Faith and Therapy

by 26Health Staff

I had a conversation with my father where he asked me about an alternative to therapy for those who would prefer a more religious route. I thought about it and landed on my position.

Religion and therapy aren’t mutually exclusive, any more than I believe that one is necessary for the other. 

As a former practicing Catholic, I understand the desire to engage in a faith-based approach to healing. Faith might be what keeps you grounded. It could be where you find hope for better things to come – the foundation of your sense of purpose. Many therapists practice faith-based therapy and intertwine their personal religious beliefs into their work with clients. Many clients seek out therapists whose religious beliefs and practices coincide with their own. When the clinician and the client are on the same page, it works. When they are not, it doesn’t go so well.

The Foundation of a Healthy Therapeutic Alliance

I have had many clients over the years tell me that they’ve had therapists in the past who tried to push religion in therapy as an alternative when it was not welcome. My stance as a therapist when it comes to things like this is based on the teaching of Carl Rogers. He said that there are three attributes needed to form a healthy therapeutic alliance: Congruence, Accurate Empathy, and Unconditional Positive Regard. 

Sit and ponder those three things for a minute. It’s profound.
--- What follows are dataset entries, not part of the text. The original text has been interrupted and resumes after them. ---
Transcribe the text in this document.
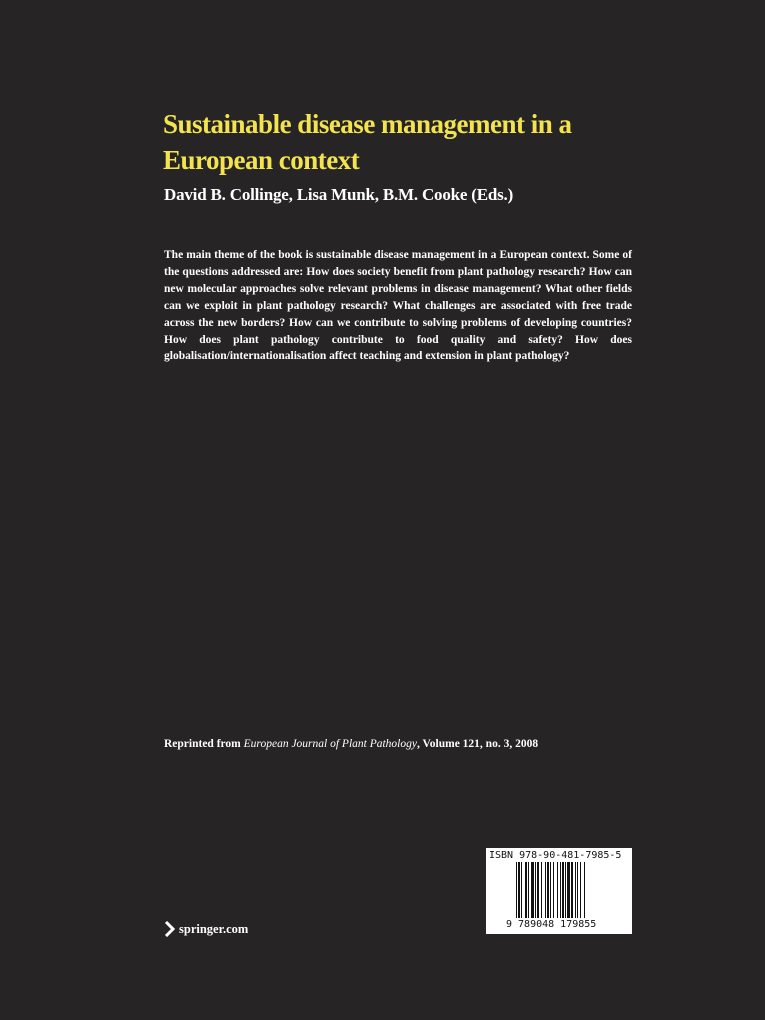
Sustainable disease management in a European context
David B. Collinge, Lisa Munk, B.M. Cooke (Eds.)

The main theme of the book is sustainable disease management in a European context. Some of the questions addressed are: How does society benefit from plant pathology research? How can new molecular approaches solve relevant problems in disease management? What other fields can we exploit in plant pathology research? What challenges are associated with free trade across the new borders? How can we contribute to solving problems of developing countries? How does plant pathology contribute to food quality and safety? How does globalisation/internationalisation affect teaching and extension in plant pathology?

Reprinted from European Journal of Plant Pathology, Volume 121, no. 3, 2008
ISBN 978-90-481-7985-5
9 789048 179855
springer.com
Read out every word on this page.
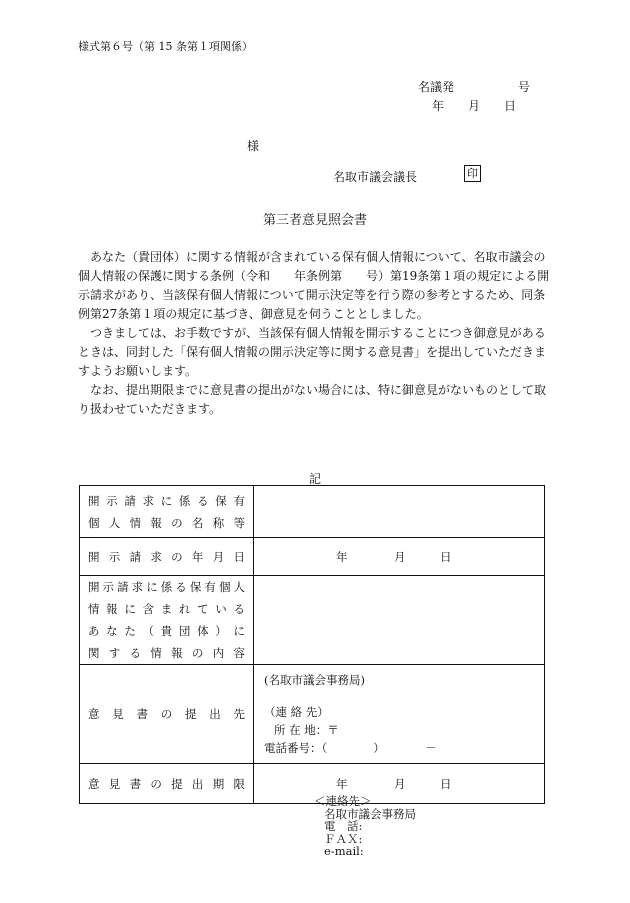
様式第６号（第 15 条第１項関係）
名議発 　　　　　号
年　　月　　日
様
名取市議会議長	印
第三者意見照会書

あなた（貴団体）に関する情報が含まれている保有個人情報について、名取市議会の個人情報の保護に関する条例（令和　　年条例第　　号）第19条第１項の規定による開示請求があり、当該保有個人情報について開示決定等を行う際の参考とするため、同条例第27条第１項の規定に基づき、御意見を伺うこととしました。

つきましては、お手数ですが、当該保有個人情報を開示することにつき御意見があるときは、同封した「保有個人情報の開示決定等に関する意見書」を提出していただきますようお願いします。

なお、提出期限までに意見書の提出がない場合には、特に御意見がないものとして取り扱わせていただきます。

記
開示請求に係る保有
個人情報の名称等	

開示請求の年月日	年 月 日

開示請求に係る保有個人
情報に含まれている
あなた（貴団体）に
関する情報の内容	

意見書の提出先	(名取市議会事務局)
（連 絡 先）
所 在 地：〒
電話番号：（　　　　）　　　　－

意見書の提出期限	年 月 日
＜連絡先＞
名取市議会事務局
電　話:
ＦＡＸ:
e-mail:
Congruence requires that the therapist be authentic with their clients by letting them see that although they are an expert in their field, they are human and have struggled, too. This facilitates the second point: accurate empathy, or the ability to sense and understand the client’s world and their experiences while refraining from judgment. That lack of judgment leads to the third principle: unconditional positive regard. It is not the therapist’s job to disapprove of the client or their choices; by expressing unconditional positive regard, the therapist expresses a complete lack of judgment and creates an environment of acceptance.

Those who advocate religion to others sometimes do so because they feel that religion will provide some moral compass that they believe the other person lacks. That’s not the only reason, but even when that’s not the intention, it is often the received message. This is based on judgment, but that is not my role as a therapist. It is not the role of any therapist.

Whether you’re interested in faith-based therapy as an alternative to therapy or not, a good therapist (whether they specialize in faith-based counseling or not) will do one of two things: proceed with the type of therapy best suited to your needs or refer you to someone who can. 

Religion in Therapy Should be Guided by the Client

My personal practice in regards to religion in therapy is this: I don’t talk about religion unless my client does. I don’t express my personal views on faith to my client. If my client practices a religion I’m unfamiliar with, I learn about it. Even if it is one I feel well-versed in, I do my best to learn from my client about their beliefs and work within those. 

That’s the key to accurate empathy. Look for that in your therapist.